Pagina:Goldoni - Opere complete, Venezia 1910, VII.djvu/245


235

Lelio. Cosa m’importa a me del suo nome?

Florindo. Questo è un amore da pazzo.

Lelio. Voi parlate da traboccante.

Florindo. O cedete Rosaura, o morrete per le mie mani.

Lelio. Voi traifiggerete il riverbero di questo lampo. (si battono)

SCENA IX.

Rosaura e detti.

Rosaura. Oimè! fermatevi. Perchè mai vi battete?

Florindo. Per acquistarvi o morire.

Lelio. Io combatto per le lucide luci della mia bella.

Florindo. O cedetemi questa mano, (accennando quella di Rosaura) o preparatevi di morire.

Rosaura. Fermatevi...

Lelio. Piano un poco. Di qual mano parlate voi?

Florindo. Di questa ch’io stringo in presenza vostra.

Lelio. È questa quella che vi esulcera il cuore?

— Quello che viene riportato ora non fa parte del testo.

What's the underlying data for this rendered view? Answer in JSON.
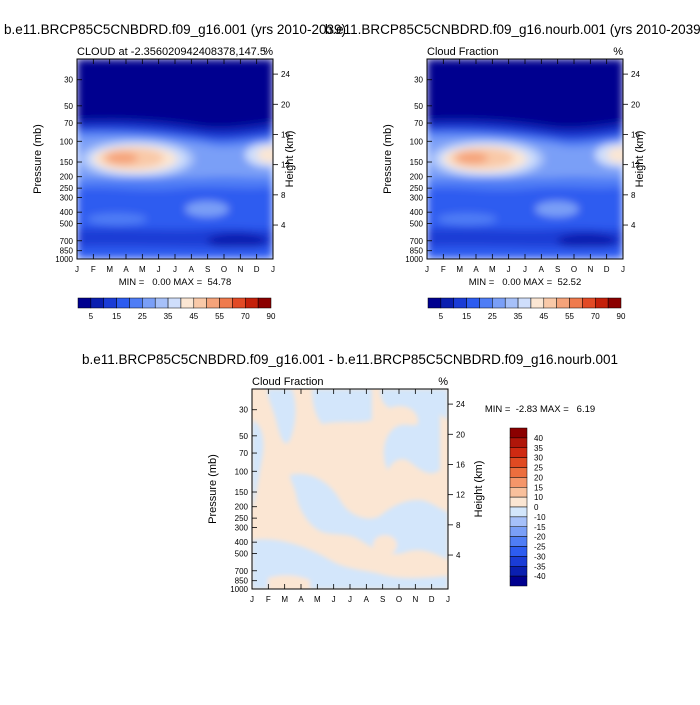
{
  "chart_data": [
    {
      "type": "heatmap",
      "title": "b.e11.BRCP85C5CNBDRD.f09_g16.001 (yrs 2010-2039)",
      "subtitle_left": "CLOUD at -2.356020942408378,147.5",
      "subtitle_right": "%",
      "xlabel": "",
      "ylabel": "Pressure (mb)",
      "ylabel_right": "Height (km)",
      "x_ticks": [
        "J",
        "F",
        "M",
        "A",
        "M",
        "J",
        "J",
        "A",
        "S",
        "O",
        "N",
        "D",
        "J"
      ],
      "y_ticks": [
        "30",
        "50",
        "70",
        "100",
        "150",
        "200",
        "250",
        "300",
        "400",
        "500",
        "700",
        "850",
        "1000"
      ],
      "y_ticks_right": [
        "24",
        "20",
        "16",
        "12",
        "8",
        "4"
      ],
      "stats": "MIN =   0.00 MAX =  54.78",
      "legend_ticks": [
        "5",
        "15",
        "25",
        "35",
        "45",
        "55",
        "70",
        "90"
      ]
    },
    {
      "type": "heatmap",
      "title": "b.e11.BRCP85C5CNBDRD.f09_g16.nourb.001 (yrs 2010-2039)",
      "subtitle_left": "Cloud Fraction",
      "subtitle_right": "%",
      "xlabel": "",
      "ylabel": "Pressure (mb)",
      "ylabel_right": "Height (km)",
      "x_ticks": [
        "J",
        "F",
        "M",
        "A",
        "M",
        "J",
        "J",
        "A",
        "S",
        "O",
        "N",
        "D",
        "J"
      ],
      "y_ticks": [
        "30",
        "50",
        "70",
        "100",
        "150",
        "200",
        "250",
        "300",
        "400",
        "500",
        "700",
        "850",
        "1000"
      ],
      "y_ticks_right": [
        "24",
        "20",
        "16",
        "12",
        "8",
        "4"
      ],
      "stats": "MIN =   0.00 MAX =  52.52",
      "legend_ticks": [
        "5",
        "15",
        "25",
        "35",
        "45",
        "55",
        "70",
        "90"
      ]
    },
    {
      "type": "heatmap",
      "title": "b.e11.BRCP85C5CNBDRD.f09_g16.001 - b.e11.BRCP85C5CNBDRD.f09_g16.nourb.001",
      "subtitle_left": "Cloud Fraction",
      "subtitle_right": "%",
      "xlabel": "",
      "ylabel": "Pressure (mb)",
      "ylabel_right": "Height (km)",
      "x_ticks": [
        "J",
        "F",
        "M",
        "A",
        "M",
        "J",
        "J",
        "A",
        "S",
        "O",
        "N",
        "D",
        "J"
      ],
      "y_ticks": [
        "30",
        "50",
        "70",
        "100",
        "150",
        "200",
        "250",
        "300",
        "400",
        "500",
        "700",
        "850",
        "1000"
      ],
      "y_ticks_right": [
        "24",
        "20",
        "16",
        "12",
        "8",
        "4"
      ],
      "stats": "MIN =  -2.83 MAX =   6.19",
      "legend_ticks": [
        "40",
        "35",
        "30",
        "25",
        "20",
        "15",
        "10",
        "0",
        "-10",
        "-15",
        "-20",
        "-25",
        "-30",
        "-35",
        "-40"
      ]
    }
  ],
  "colors": {
    "abs_scale": [
      "#00008f",
      "#0a1fb0",
      "#1a3cd6",
      "#2d5cf0",
      "#4f7df5",
      "#7a9ff7",
      "#a6c0f9",
      "#cfdefb",
      "#fbe6d3",
      "#f9c9a8",
      "#f5a37a",
      "#ef7a4d",
      "#e24a25",
      "#c4200a",
      "#8b0000"
    ],
    "diff_scale": [
      "#8b0000",
      "#b0160a",
      "#cf2a12",
      "#e04a22",
      "#ec6e3e",
      "#f5966a",
      "#f9c09c",
      "#fbe6d3",
      "#d3e6fb",
      "#a6c0f9",
      "#7a9ff7",
      "#4f7df5",
      "#2d5cf0",
      "#1a3cd6",
      "#0a1fb0",
      "#00008f"
    ]
  }
}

Florindo. Questa è quella ch’io amo.

Lelio. Armi in fodero: amici come prima.

Florindo. Me la cedete?

Lelio. Tanto penso a lei, quanto penso alle pantofole dei Gran Turco.

Florindo. Oimè! respiro.

Rosaura. Come c’entra il signor Lelio con me? Mio padre non ha egli detto che voi sarete il mio sposo?

Florindo. Oh Dei, lo ha egli detto?

Rosaura. Sì certamente, e mi ha assicurata ch’entro di questo giorno si faranno le nostre nozze.

Lelio. Dentro di questo giorno si faranno anche le mie.

Florindo. Con chi?

Lelio. Colla signora Rosaura.

Rosaura. Con me?

Lelio. Che? anche voi vi chiamate Rosaura?